"Nope."
"Gracious, but this is a dead place," laughed Jack. "Must be a lot of shacks for rent around here?"
"There was one place," stated the storekeeper, "but a dude feller hired it last week. Said some sort o' fishing club'd be down this way to fish, once in a while. That kinder minds me," went on the storekeeper. "I guess maybe some o' that crowd are down, 'cause I saw a light up there at the house, jest come dark."
"If there's a fishing club down here, that ought to make business good for you," suggested Captain Jack.
"Dunno. They can start tradin' as soon as they like.

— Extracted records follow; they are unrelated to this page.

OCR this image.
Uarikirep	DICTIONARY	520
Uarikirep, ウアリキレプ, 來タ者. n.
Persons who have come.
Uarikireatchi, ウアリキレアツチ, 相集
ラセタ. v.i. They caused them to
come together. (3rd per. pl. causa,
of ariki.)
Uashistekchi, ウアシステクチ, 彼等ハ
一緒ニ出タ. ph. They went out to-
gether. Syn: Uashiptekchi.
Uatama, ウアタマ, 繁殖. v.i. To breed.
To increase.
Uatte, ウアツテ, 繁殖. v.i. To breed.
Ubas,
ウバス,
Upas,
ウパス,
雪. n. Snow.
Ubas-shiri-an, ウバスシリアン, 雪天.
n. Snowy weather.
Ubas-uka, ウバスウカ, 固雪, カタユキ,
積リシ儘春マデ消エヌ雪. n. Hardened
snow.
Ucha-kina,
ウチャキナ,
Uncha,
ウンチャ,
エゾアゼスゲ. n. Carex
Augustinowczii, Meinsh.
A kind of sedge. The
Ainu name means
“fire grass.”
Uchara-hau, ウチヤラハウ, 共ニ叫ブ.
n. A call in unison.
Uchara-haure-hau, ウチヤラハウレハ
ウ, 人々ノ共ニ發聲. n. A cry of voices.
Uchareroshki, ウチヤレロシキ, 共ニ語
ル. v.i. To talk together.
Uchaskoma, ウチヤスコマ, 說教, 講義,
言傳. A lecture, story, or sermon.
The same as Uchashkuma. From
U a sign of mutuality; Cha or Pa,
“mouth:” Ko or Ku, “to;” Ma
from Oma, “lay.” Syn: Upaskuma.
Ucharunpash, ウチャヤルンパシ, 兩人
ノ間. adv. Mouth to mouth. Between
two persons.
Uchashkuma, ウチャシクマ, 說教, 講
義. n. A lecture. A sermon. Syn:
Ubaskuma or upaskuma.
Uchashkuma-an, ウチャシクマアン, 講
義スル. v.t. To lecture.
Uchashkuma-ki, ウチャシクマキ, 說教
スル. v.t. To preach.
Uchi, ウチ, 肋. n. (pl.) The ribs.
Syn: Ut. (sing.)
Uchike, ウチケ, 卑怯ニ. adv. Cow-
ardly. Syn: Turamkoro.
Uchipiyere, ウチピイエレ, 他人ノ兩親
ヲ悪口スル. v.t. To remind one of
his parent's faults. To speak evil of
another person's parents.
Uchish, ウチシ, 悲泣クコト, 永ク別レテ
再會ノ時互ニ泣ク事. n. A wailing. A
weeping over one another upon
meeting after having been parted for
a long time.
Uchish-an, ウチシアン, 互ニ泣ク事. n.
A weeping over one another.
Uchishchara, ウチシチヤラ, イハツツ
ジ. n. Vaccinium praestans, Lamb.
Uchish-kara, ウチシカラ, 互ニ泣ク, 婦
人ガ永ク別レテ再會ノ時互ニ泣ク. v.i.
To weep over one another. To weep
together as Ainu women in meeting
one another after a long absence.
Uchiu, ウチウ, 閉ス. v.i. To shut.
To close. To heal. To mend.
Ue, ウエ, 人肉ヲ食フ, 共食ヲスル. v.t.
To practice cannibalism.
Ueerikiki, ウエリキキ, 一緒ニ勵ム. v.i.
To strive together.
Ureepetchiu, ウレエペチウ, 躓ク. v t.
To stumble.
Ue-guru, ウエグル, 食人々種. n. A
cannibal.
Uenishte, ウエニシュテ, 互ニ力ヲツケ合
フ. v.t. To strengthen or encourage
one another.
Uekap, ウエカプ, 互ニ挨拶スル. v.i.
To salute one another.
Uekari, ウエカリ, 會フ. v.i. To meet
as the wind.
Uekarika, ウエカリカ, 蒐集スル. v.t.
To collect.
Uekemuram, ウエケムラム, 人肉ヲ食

I'm ready."
"Which house has the fishing club hired?" was Jack's next question.
"Why, I guess you can make it out from the door," replied the storekeeper, coming out from behind the counter and going to the front of his establishment. "There, if yer eyes are good, you can jest make out a building over there on the point. See it? Well, there's a little boat wharf in front that ye can't see until you get closer."
Jack had found out just what he wanted to know. He had the very information for which he had been fishing, nor did he believe the storekeeper suspected him of undue curiosity.
"Well, I've got to be moving along, now I'm fed," announced young Benson.
"The yacht I belong to is some distance from here. Good night!"
Nor did Captain Jack linger in the village. Had anyone stood still in that street and stared after Benson, he would have seen the boy vanish in the darkness.